Dispose of bacterial suspension in disinfectant sink.
CELL-CELL SIGNALING
Understanding Signaling in Bacteria:
Some Gram-negative bacteria signal using N-acyl-homoserine lactones (HSLs).
Detection of these molecules by mutant of Chromobacterium violaceum (CV026), which lacks HSL production ability but can respond to HSLs by producing purple pigment.
Selection of colonies from previous plates to test for signaling; includes positive and negative controls for experiment validation.
Experimental Process
Grid Pattern on LB Plate:
Aseptically streak CV026 growth into grid pattern for testing.
Label plates appropriately for identification.
PRACTICAL 4: TESTING DISINFECTION AND ANTIBIOTIC SUSCEPTIBILITY
Disinfection Testing
Objective:
Validate effectiveness of mouthwash against identified bacteria by determining Log10 reduction in CFUs.
Experimental Procedure:
Prepare bacterial suspension from selected coliforms or Bacillus cereus.
Conduct tests comparing the effect of mouthwash (test) and sterile water (control).
Antibiotic Susceptibility Testing
Purpose:
Determine streptomycin sulphate concentration using the agar-well diffusion method.
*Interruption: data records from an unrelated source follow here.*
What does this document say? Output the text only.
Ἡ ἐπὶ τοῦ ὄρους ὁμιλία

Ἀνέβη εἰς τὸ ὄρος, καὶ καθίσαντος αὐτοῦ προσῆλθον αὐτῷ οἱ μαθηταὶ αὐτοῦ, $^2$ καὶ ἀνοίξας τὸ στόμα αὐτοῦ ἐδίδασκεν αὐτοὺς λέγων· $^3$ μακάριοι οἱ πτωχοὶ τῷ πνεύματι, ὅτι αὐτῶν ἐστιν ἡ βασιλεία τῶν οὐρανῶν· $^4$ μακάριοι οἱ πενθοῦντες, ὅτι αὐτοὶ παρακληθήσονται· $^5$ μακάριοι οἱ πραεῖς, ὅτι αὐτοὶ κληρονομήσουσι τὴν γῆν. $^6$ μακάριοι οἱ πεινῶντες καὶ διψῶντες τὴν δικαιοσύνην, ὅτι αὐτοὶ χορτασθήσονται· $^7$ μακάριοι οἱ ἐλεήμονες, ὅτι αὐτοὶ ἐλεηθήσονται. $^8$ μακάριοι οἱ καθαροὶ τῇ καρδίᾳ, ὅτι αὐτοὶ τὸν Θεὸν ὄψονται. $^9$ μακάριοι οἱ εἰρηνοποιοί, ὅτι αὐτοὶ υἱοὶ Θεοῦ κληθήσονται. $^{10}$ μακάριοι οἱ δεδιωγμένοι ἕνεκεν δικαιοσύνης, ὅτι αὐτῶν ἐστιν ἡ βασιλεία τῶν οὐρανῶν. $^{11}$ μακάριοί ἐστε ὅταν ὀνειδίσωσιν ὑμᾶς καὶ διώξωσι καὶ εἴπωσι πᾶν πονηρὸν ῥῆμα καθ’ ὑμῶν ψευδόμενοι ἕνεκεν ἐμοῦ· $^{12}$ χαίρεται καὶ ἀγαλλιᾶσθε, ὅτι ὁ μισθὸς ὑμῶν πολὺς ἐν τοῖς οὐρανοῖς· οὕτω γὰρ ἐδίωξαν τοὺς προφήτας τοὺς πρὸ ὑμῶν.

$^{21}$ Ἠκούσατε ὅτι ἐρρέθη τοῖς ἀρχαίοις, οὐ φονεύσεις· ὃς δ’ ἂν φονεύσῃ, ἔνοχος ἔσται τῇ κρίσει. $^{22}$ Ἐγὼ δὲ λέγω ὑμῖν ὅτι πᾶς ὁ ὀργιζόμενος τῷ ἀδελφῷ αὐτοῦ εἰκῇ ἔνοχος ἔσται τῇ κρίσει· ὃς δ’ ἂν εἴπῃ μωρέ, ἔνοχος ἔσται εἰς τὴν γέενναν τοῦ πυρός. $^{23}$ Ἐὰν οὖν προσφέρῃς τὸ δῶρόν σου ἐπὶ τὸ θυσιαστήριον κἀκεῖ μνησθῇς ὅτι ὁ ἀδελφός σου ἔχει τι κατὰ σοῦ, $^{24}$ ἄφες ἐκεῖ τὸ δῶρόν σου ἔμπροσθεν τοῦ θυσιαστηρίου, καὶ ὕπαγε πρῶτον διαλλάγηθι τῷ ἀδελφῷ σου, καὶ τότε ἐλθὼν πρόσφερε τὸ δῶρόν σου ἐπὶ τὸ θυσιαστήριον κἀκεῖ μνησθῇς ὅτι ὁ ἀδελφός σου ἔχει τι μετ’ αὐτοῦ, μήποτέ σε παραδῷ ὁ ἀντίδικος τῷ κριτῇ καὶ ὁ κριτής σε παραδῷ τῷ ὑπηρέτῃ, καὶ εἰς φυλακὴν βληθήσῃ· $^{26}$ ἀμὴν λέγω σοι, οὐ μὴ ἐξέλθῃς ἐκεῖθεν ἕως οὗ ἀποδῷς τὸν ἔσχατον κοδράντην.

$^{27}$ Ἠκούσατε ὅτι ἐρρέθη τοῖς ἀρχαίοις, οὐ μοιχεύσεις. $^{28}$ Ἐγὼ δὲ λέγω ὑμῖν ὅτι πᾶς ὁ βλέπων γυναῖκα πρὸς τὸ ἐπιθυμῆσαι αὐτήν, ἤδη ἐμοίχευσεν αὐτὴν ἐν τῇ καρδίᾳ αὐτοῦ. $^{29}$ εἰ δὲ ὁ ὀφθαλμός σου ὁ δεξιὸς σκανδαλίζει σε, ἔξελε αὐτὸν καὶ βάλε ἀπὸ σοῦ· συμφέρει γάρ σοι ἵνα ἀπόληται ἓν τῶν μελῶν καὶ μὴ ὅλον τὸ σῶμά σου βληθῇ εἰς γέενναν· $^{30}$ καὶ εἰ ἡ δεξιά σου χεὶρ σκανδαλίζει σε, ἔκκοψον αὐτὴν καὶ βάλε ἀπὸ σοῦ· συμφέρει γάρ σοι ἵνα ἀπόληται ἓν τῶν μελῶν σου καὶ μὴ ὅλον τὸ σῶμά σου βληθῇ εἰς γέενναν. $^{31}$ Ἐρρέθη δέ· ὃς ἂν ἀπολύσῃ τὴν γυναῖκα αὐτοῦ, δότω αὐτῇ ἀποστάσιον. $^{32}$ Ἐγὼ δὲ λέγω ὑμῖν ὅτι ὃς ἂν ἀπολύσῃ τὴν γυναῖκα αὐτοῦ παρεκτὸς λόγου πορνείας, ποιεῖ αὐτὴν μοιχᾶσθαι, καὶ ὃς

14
Compare zones of inhibition for test solution against known standards (2.5, 5.0, 10 µg mL-1).
Methodology:
Seed agar with bacterial suspension, create wells for solution placements, ensure proper diffusion conditions before incubation.
COMMUNICATING SCIENCE THROUGH BIOART
Definition and Relevance:
Effective communication of scientific concepts can use visual arts; bioart uses live microorganisms on agar plates.
Colonies display diverse biochemical interactions, exceeding mere aesthetic appeal.
Practical Application of Bioart
Microorganisms Selected:
Example microorganisms from practical investigations carry attributes relevant to demonstrating key scientific concepts like quorum sensing.
Experimental Design:
Inoculate agar plates creatively to depict specific scientific principles.
Showcase interactions such as antibiosis or signaling patterns among bacteria.
PRACTICAL 5: SUBMISSION OF RESULTS
Prepare all data, including CFU calculations, antibiotic susceptibility results, and bioart display, for review and submission to Prof. J Parry.
SCHEDULE FOR TASK COMPLETION
Ensure all samples and experimental results are comprehensively documented before leaving the lab.
Lab Procedures:
Tidy workstations, disinfect, and place all spent plates in autoclave bags for proper disposal.